ECLI:NL:RBDHA:2025:4491
Rechtbank Den Haag
- Eerste aanleg - enkelvoudig
- Rechtspraak.nl
Afwijzing asielaanvraag van Eritrese eiseres wegens onvoldoende bewijs van identiteit en herkomst
In deze uitspraak beoordeelt de Rechtbank Den Haag het beroep van een Eritrese eiseres tegen de afwijzing van haar asielaanvraag. Eiseres, geboren in 2000, heeft op 4 februari 2023 een aanvraag ingediend voor een verblijfsvergunning asiel, die door de minister op 11 juli 2024 als ongegrond is afgewezen. De rechtbank heeft het beroep op 5 februari 2025 behandeld, waarbij de gemachtigden van beide partijen aanwezig waren, maar eiseres zelf niet. De rechtbank heeft de rechtmatigheid van de afwijzing beoordeeld aan de hand van de beroepsgronden van eiseres.
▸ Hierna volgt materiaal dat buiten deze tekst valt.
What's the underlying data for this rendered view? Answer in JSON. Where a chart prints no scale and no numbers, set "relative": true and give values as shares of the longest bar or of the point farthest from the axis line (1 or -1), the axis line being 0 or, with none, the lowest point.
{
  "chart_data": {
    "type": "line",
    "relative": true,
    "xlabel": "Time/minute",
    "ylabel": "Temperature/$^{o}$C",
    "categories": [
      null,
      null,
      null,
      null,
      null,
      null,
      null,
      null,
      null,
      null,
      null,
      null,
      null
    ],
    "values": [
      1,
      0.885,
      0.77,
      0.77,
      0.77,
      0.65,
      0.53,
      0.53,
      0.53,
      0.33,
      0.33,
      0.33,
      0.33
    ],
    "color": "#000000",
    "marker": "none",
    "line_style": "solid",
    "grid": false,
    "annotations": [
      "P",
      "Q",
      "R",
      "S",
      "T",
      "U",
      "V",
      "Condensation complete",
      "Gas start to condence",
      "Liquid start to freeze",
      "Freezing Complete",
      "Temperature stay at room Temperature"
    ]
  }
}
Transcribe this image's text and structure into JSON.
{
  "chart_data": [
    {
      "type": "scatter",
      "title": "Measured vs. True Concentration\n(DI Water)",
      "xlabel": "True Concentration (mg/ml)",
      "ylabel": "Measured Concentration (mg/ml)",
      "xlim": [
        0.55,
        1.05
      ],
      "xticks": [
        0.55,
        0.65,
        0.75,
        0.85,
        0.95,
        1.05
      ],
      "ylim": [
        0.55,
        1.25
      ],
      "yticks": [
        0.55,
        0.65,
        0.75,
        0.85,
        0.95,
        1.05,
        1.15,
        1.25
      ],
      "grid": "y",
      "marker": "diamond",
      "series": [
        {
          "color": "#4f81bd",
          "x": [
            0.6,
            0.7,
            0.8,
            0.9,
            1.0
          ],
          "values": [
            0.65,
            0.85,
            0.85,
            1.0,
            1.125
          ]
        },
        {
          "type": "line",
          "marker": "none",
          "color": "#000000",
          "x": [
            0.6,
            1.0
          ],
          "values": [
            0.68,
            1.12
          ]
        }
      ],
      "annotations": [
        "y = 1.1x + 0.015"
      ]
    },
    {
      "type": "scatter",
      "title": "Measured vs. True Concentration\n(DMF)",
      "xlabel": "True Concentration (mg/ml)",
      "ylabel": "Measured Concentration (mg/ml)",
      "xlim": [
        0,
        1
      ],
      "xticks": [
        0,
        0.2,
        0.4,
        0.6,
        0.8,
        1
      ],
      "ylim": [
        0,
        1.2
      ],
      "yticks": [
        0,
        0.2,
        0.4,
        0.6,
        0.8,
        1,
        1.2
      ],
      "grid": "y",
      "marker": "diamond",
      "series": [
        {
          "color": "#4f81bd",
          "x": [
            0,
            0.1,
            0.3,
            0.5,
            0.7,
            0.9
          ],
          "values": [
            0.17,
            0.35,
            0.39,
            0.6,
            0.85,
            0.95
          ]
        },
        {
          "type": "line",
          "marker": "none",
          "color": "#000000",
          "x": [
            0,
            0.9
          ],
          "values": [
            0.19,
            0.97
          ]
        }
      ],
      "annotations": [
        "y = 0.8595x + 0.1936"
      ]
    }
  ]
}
De rechtbank concludeert dat eiseres onvoldoende bewijs heeft geleverd van haar identiteit, nationaliteit en herkomst. Eiseres heeft aangevoerd dat zij op tweejarige leeftijd uit Eritrea is gevlucht en dat zij in Ethiopië heeft gewoond, maar de rechtbank oordeelt dat zij niet genoeg inspanningen heeft verricht om de benodigde documenten te verkrijgen. De rechtbank wijst erop dat eiseres sinds 2018 meerderjarig is en dat van haar verwacht mocht worden dat zij zich zou inspannen om documenten te verkrijgen. De rechtbank stelt vast dat eiseres geen verschoonbare redenen heeft aangevoerd voor het ontbreken van documentatie.
Daarnaast heeft de rechtbank geoordeeld dat de beperkte kennis van Tigrinya en de Eritrese cultuur van eiseres afbreuk doet aan de geloofwaardigheid van haar asielrelaas. De rechtbank concludeert dat de minister terecht heeft geoordeeld dat de asielmotieven van eiseres niet geloofwaardig zijn, omdat deze alleen betekenis hebben tegen de achtergrond van haar identiteit, nationaliteit en herkomst. De rechtbank verklaart het beroep ongegrond en wijst erop dat eiseres geen proceskostenvergoeding ontvangt. De uitspraak is gedaan door mr. P. Lenstra en bekendgemaakt op 14 maart 2025.